New Year's Poem

The Christmas twigs crispen and needles rattle
Along the window-ledge.
             A solitary pearl
Shed from the necklace spilled at last week’s party
Lies in the suety, snow-luminous plainness
Of morning, on the window-ledge beside them.   
And all the furniture that circled stately
And hospitable when these rooms were brimmed
With perfumes, furs, and black-and-silver
Crisscross of seasonal conversation, lapses
Into its previous largeness.
             I remember   
Anne’s rose-sweet gravity, and the stiff grave
Where cold so little can contain;
I mark the queer delightful skull and crossbones
Starlings and sparrows left, taking the crust,
And the long loop of winter wind
Smoothing its arc from dark Arcturus down
To the bricked corner of the drifted courtyard,
And the still window-ledge.
             Gentle and just pleasure
It is, being human, to have won from space
This unchill, habitable interior
Which mirrors quietly the light
Of the snow, and the new year.
"New Year’s Poem" by Margaret Avison. Reprinted from Always Now: The Collected Poems (in three volumes) by Margaret Avison, by permission of the Porcupine’s Quill. © The Estate of Margaret Avison, 2003.
Source: Always Now: The Collected Poems (The Porcupine's Quill, 2003)

Writing Ideas

  1. Compose a “window poem,” like Avison’s. Position yourself at different windows in a house or other building and write a poem, or series of poems, that likewise note the outside and inside, past and present, of what you see.
  2. Linda Bierds’s poem guide suggests that Avison’s poem “denies no journey.” First, attempt to chart the sight lines in the poem as Bierds does. Then, try writing a poem that mimics Avison’s journeys but in a completely different context or situation (you might try writing a structurally similar poem with opposite contents, for example).

Discussion Questions

  1. The term “window-ledge” appears three times in “New Year’s Poem.” How does the poem explore other thresholds, or zones of contact, between different spaces (inside/outside, or earth/sky) and states (past/present, but also life/death)? How do thresholds echo or complicate the final mirror image in the poem?
  2. Avison’s poem is a good example of free verse. Read the glossary’s definition: how does the poem follow or not follow “the natural rhythms of speech”? If this doesn’t sound or read like speech to you, what kind of language is it?

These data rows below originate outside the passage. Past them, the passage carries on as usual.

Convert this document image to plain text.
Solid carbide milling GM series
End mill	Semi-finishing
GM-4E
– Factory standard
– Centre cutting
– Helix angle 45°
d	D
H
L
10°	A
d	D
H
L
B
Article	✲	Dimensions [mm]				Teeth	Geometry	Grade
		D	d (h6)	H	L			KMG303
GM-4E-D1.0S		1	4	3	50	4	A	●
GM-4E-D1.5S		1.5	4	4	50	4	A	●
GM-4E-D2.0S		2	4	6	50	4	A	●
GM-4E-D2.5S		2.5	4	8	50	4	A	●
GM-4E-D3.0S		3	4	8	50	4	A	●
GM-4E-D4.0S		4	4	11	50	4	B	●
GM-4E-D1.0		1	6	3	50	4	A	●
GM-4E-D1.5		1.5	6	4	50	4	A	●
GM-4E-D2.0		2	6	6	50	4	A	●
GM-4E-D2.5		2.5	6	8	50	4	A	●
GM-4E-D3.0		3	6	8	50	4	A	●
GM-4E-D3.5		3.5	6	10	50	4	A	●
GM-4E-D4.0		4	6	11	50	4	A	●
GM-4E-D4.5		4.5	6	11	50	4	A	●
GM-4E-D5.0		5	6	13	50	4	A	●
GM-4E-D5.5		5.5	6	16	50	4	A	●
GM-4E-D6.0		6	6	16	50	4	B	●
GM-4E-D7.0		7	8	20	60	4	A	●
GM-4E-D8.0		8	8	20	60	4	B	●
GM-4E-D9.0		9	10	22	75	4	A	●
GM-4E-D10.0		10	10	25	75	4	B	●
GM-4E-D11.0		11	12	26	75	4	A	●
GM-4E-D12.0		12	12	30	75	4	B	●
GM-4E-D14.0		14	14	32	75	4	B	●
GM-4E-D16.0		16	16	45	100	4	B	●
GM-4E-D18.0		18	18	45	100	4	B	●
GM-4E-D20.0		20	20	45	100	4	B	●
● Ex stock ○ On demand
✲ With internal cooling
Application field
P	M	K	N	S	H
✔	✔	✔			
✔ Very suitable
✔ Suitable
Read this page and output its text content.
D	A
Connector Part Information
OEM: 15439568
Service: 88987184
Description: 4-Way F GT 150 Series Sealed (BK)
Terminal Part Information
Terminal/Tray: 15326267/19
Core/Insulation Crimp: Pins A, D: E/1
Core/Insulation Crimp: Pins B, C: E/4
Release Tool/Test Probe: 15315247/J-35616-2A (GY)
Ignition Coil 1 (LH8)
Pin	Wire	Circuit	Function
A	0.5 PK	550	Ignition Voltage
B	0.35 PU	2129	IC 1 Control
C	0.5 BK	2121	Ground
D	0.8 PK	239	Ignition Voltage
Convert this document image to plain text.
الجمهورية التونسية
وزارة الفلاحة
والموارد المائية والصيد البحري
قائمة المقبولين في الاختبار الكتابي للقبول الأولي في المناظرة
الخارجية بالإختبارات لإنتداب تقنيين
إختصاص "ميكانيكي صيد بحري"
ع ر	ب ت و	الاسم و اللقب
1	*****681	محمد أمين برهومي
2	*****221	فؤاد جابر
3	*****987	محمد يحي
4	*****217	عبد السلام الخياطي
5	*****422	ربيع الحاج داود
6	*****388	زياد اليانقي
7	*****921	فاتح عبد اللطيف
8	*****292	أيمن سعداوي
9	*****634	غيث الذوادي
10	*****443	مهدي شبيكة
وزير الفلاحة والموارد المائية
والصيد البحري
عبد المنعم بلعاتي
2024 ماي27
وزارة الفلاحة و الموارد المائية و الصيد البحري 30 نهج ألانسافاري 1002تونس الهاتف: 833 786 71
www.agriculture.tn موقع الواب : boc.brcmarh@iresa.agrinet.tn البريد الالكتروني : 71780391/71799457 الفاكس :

Think about the implications of equating free verse and speech: could you, for example, “translate” Avison’s poem into an actual example of a person speaking? What would the poem look or sound like?

Teaching Tips

  1. Use Avison’s poem to think more deeply as a class about free verse. You might begin your conversation with the second discussion question above: after reading the glossary entry on free verse, ask students to think about how Avison’s poem follows or departs from the criteria. What are the “natural rhythms of speech”? (You might have them do the exercise embedded in the discussion question in pairs or small groups.) After thinking about speech and conversation, turn to the free verse line. A commonplace about free verse is that, without any metrical scheme for guidance, line endings become extra-meaningful. Ask students to test this notion out on Avison’s poem: do her line endings create meaning? What kinds of words do they end on? Do the lines operate as units of sense? What about the “waist lines” as Linda Bierds describes them—what’s special about such irregular spacing? After discussing Avison’s poem in the context of the glossary’s definition of free verse, have your students revise or rewrite the definition.
  2. “New Year’s Poem” is a kind of occasional poem: one written for a particular event or occasion. Have your students research and find other examples of occasional poetry. Ask them to think about the differences between occasional verse: how do poems written for public events differ from Avison’s, which seems to commemorate a purely personal moment? Compare Avison’s poem to other poems written in honor of holidays: what kinds of language do the poems deploy? To what ends? Who does the audience for each poem seem to be and how does that affect the poem’s tone, mood, form, and content? As a final exercise, students might write their own occasional poem, either for a holiday or public event. Ask them to think about the audience as well as the “occasion” to which their own poem will respond.